When you’re buying foundation, avoid matching with your face and neck. Those parts of your skin are much lighter than the rest of your body because of the lack of sunlight exposure. Instead, match your foundation with your chest. Dab some foundation samples onto your chest and then choose whichever blends the best with your skin.
How to Apply Foundation
Whether you’re going for a natural everyday look or a full-faced look, a little foundation goes a long way. For the natural look, you don’t have to apply to your entire face, just the parts that you feel like need the product to match with the rest of your skin. Too much, and you might end up looking very cakey. If you have the right shade, you can limit the application to under your jawline.
Never use your fingers to apply foundation or you may form streaks on your face. Personally, I’ve tried the Beauty Blender and it works best for me, but some would also prefer to use other sponges or brushes. Always pat your foundation on gently. Never rub it in, or you could create a patchy texture if you don’t have smooth and clear skin. Rubbing could exfoliate bumps and dead skin, which would mix into your foundation and leave you with a cakey texture once the foundation sets. If you feel like there’s too much foundation to pat around your face, you may have applied too much foundation and might want to consider applying less next time.

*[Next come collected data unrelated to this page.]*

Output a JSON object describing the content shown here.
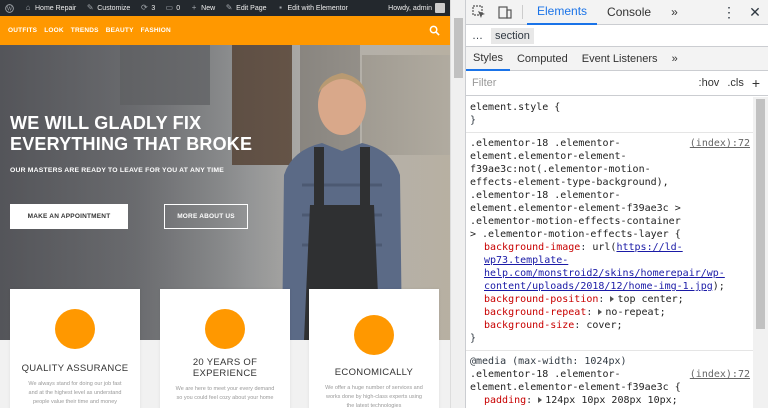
{
  "admin_bar": {
    "site_name": "Home Repair",
    "customize": "Customize",
    "updates_count": "3",
    "comments_count": "0",
    "new": "New",
    "edit_page": "Edit Page",
    "edit_elementor": "Edit with Elementor",
    "howdy": "Howdy, admin"
  },
  "nav": {
    "items": [
      "OUTFITS",
      "LOOK",
      "TRENDS",
      "BEAUTY",
      "FASHION"
    ]
  },
  "hero": {
    "title": "WE WILL GLADLY FIX EVERYTHING THAT BROKE",
    "subtitle": "OUR MASTERS ARE READY TO LEAVE FOR YOU AT ANY TIME",
    "primary_button": "MAKE AN APPOINTMENT",
    "secondary_button": "MORE ABOUT US"
  },
  "features": [
    {
      "title": "QUALITY ASSURANCE",
      "text": "We always stand for doing our job fast and at the highest level as understand people value their time and money"
    },
    {
      "title": "20 YEARS OF EXPERIENCE",
      "text": "We are here to meet your every demand so you could feel cozy about your home"
    },
    {
      "title": "ECONOMICALLY",
      "text": "We offer a huge number of services and works done by high-class experts using the latest technologies"
    }
  ],
  "devtools": {
    "tabs": [
      "Elements",
      "Console"
    ],
    "active_tab": "Elements",
    "breadcrumb": "section",
    "subtabs": [
      "Styles",
      "Computed",
      "Event Listeners"
    ],
    "filter_placeholder": "Filter",
    "hov": ":hov",
    "cls": ".cls",
    "add": "+",
    "element_style": "element.style {",
    "close_brace": "}",
    "rule1": {
      "source": "(index):72",
      "selector": ".elementor-18 .elementor-element.elementor-element-f39ae3c:not(.elementor-motion-effects-element-type-background), .elementor-18 .elementor-element.elementor-element-f39ae3c > .elementor-motion-effects-container > .elementor-motion-effects-layer {",
      "bg_image_name": "background-image",
      "bg_image_pre": "url(",
      "bg_image_url": "https://ld-wp73.template-help.com/monstroid2/skins/homerepair/wp-content/uploads/2018/12/home-img-1.jpg",
      "bg_image_post": ");",
      "bg_position_name": "background-position",
      "bg_position_value": "top center;",
      "bg_repeat_name": "background-repeat",
      "bg_repeat_value": "no-repeat;",
      "bg_size_name": "background-size",
      "bg_size_value": "cover;"
    },
    "rule2": {
      "source": "(index):72",
      "media": "@media (max-width: 1024px)",
      "selector": ".elementor-18 .elementor-element.elementor-element-f39ae3c {",
      "padding_name": "padding",
      "padding_value": "124px 10px 208px 10px;"
    }
  },
  "colors": {
    "accent_orange": "#ff9800",
    "admin_bar_bg": "#23282d",
    "devtools_blue": "#1a73e8"
  }
}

What if You Have Problematic Skin?
These are just the basics, but if you have problematic skin, basic application may not be enough. If you have oily skin, for example, try adding a thin layer of concealer on the oily area before applying foundation. Concealer can stick to oily areas more effectively than foundation.
One problem you might notice that makes you put on more foundation are specific spots on your face that are noticeably discolored. Instead of applying more foundation to even out the color, use color-correcting makeup. After priming, use color correctors to turn your blemishes into neutral colors.

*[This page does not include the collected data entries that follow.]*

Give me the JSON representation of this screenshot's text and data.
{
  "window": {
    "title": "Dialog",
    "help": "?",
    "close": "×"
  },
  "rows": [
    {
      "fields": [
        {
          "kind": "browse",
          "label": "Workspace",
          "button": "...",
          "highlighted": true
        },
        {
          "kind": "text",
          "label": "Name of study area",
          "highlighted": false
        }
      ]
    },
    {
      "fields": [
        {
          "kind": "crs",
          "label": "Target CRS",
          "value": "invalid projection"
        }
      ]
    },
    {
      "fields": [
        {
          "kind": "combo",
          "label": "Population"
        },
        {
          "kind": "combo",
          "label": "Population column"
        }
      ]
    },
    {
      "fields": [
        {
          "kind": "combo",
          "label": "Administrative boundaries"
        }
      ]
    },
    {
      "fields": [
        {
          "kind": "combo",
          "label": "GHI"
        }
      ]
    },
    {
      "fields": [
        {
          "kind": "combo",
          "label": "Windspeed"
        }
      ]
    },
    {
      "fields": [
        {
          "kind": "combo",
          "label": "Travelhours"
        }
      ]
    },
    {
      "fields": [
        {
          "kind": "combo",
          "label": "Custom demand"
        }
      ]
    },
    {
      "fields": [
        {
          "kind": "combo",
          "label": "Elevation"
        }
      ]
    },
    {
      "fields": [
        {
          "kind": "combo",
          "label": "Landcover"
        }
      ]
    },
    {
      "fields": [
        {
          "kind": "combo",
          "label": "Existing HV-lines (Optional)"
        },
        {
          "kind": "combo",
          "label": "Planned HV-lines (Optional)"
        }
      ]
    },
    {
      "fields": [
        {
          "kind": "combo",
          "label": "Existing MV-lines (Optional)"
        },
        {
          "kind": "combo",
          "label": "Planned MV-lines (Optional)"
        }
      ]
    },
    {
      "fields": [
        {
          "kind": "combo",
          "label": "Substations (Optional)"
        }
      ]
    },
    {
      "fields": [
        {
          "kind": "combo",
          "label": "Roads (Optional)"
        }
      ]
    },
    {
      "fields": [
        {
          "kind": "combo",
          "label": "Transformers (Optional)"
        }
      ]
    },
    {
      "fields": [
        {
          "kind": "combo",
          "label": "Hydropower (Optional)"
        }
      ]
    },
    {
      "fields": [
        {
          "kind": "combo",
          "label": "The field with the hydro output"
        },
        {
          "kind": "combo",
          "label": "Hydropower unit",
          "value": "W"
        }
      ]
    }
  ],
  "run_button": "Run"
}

I recommend using primer, but if you don’t and you have large pores, swirl the foundation into your pores using circular brush strokes. Foundation will enter your pores either way, so make it a smooth finish to help hide your pores when foundation sets. Just make sure you remove your makeup and cleanse at the end of the day to avoid pimples and other blemishes.

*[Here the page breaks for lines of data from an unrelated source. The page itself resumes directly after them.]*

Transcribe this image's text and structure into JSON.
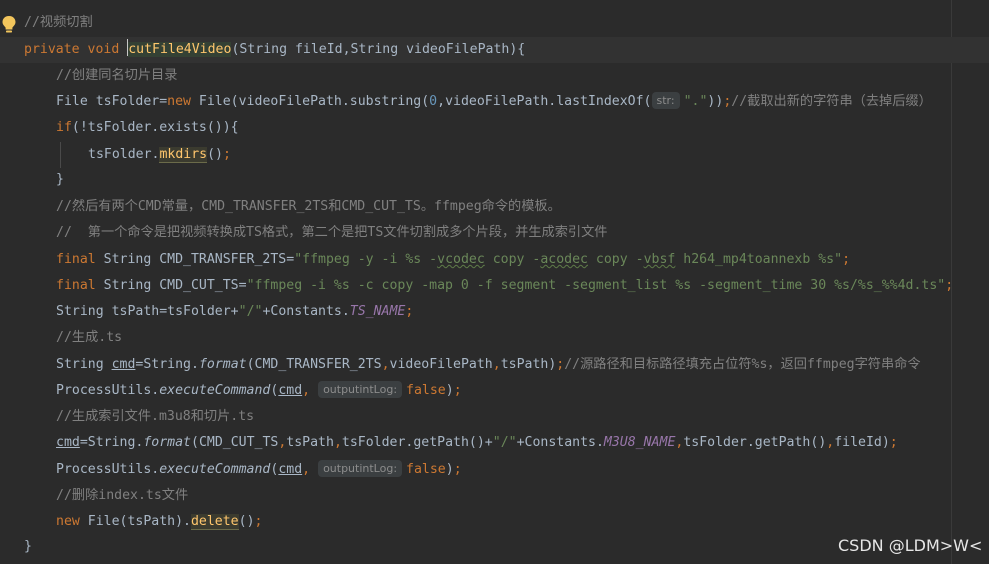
{
  "editor": {
    "param_hints": {
      "str": "str:",
      "output": "outputintLog:"
    },
    "lines": {
      "l1": "//视频切割",
      "l2": {
        "kw1": "private void ",
        "name": "cutFile4Video",
        "rest": "(String fileId,String videoFilePath){"
      },
      "l3": "//创建同名切片目录",
      "l4": {
        "a": "File tsFolder=",
        "kw": "new ",
        "b": "File(videoFilePath.substring(",
        "n0": "0",
        "c": ",videoFilePath.lastIndexOf(",
        "s": "\".\"",
        "d": "))",
        "semi": ";",
        "comment": "//截取出新的字符串（去掉后缀）"
      },
      "l5": {
        "kw": "if",
        "rest": "(!tsFolder.exists()){"
      },
      "l6": {
        "a": "tsFolder.",
        "m": "mkdirs",
        "b": "()",
        "semi": ";"
      },
      "l7": "}",
      "l8": "//然后有两个CMD常量，CMD_TRANSFER_2TS和CMD_CUT_TS。ffmpeg命令的模板。",
      "l9": "//  第一个命令是把视频转换成TS格式，第二个是把TS文件切割成多个片段，并生成索引文件",
      "l10": {
        "kw": "final ",
        "a": "String CMD_TRANSFER_2TS=",
        "s1": "\"ffmpeg -y -i %s -",
        "w1": "vcodec",
        "s2": " copy -",
        "w2": "acodec",
        "s3": " copy -",
        "w3": "vbsf",
        "s4": " h264_mp4toannexb %s\"",
        "semi": ";"
      },
      "l11": {
        "kw": "final ",
        "a": "String CMD_CUT_TS=",
        "s": "\"ffmpeg -i %s -c copy -map 0 -f segment -segment_list %s -segment_time 30 %s/%s_%%4d.ts\"",
        "semi": ";"
      },
      "l12": {
        "a": "String tsPath=tsFolder+",
        "s": "\"/\"",
        "b": "+Constants.",
        "st": "TS_NAME",
        "semi": ";"
      },
      "l13": "//生成.ts",
      "l14": {
        "a": "String ",
        "v": "cmd",
        "b": "=String.",
        "f": "format",
        "c": "(CMD_TRANSFER_2TS",
        "comma1": ",",
        "d": "videoFilePath",
        "comma2": ",",
        "e": "tsPath)",
        "semi": ";",
        "comment": "//源路径和目标路径填充占位符%s，返回ffmpeg字符串命令"
      },
      "l15": {
        "a": "ProcessUtils.",
        "f": "executeCommand",
        "b": "(",
        "v": "cmd",
        "comma": ",",
        "kw": "false",
        "c": ")",
        "semi": ";"
      },
      "l16": "//生成索引文件.m3u8和切片.ts",
      "l17": {
        "v": "cmd",
        "a": "=String.",
        "f": "format",
        "b": "(CMD_CUT_TS",
        "comma1": ",",
        "c": "tsPath",
        "comma2": ",",
        "d": "tsFolder.getPath()+",
        "s": "\"/\"",
        "e": "+Constants.",
        "st": "M3U8_NAME",
        "comma3": ",",
        "g": "tsFolder.getPath()",
        "comma4": ",",
        "h": "fileId)",
        "semi": ";"
      },
      "l18": {
        "a": "ProcessUtils.",
        "f": "executeCommand",
        "b": "(",
        "v": "cmd",
        "comma": ",",
        "kw": "false",
        "c": ")",
        "semi": ";"
      },
      "l19": "//删除index.ts文件",
      "l20": {
        "kw": "new ",
        "a": "File(tsPath).",
        "m": "delete",
        "b": "()",
        "semi": ";"
      },
      "l21": "}"
    }
  },
  "watermark": "CSDN @LDM>W<",
  "colors": {
    "background": "#2b2b2b",
    "keyword": "#cc7832",
    "string": "#6a8759",
    "comment": "#808080",
    "method": "#ffc66d",
    "static": "#9876aa",
    "number": "#6897bb"
  }
}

How Often Should You Be Wearing Foundation?
There’s nothing wrong with wanting to go full-face daily, but always give time to let your skin recover. It also helps your skin if you use foundations advertised as non-comedogenic, hypoallergenic, or mineral-based.
Heavy makeup products don’t cause acne, but the way you remove and clean your face does. If you leave some foundation on your face for a long time, it could clog your pores and cause bacteria to grow. If you already have acne, avoid covering your blemishes with foundation because it could irritate your condition. Your acne needs air to heal, and foundation may worsen it.
While it’s not always necessary to put foundation on, make sure you’re getting the most out of your product by applying just enough to enhance your beauty. Before and after you apply foundation, take care of your skin so that you feel confident to apply less foundation. Remember: when it comes to foundation, less is more.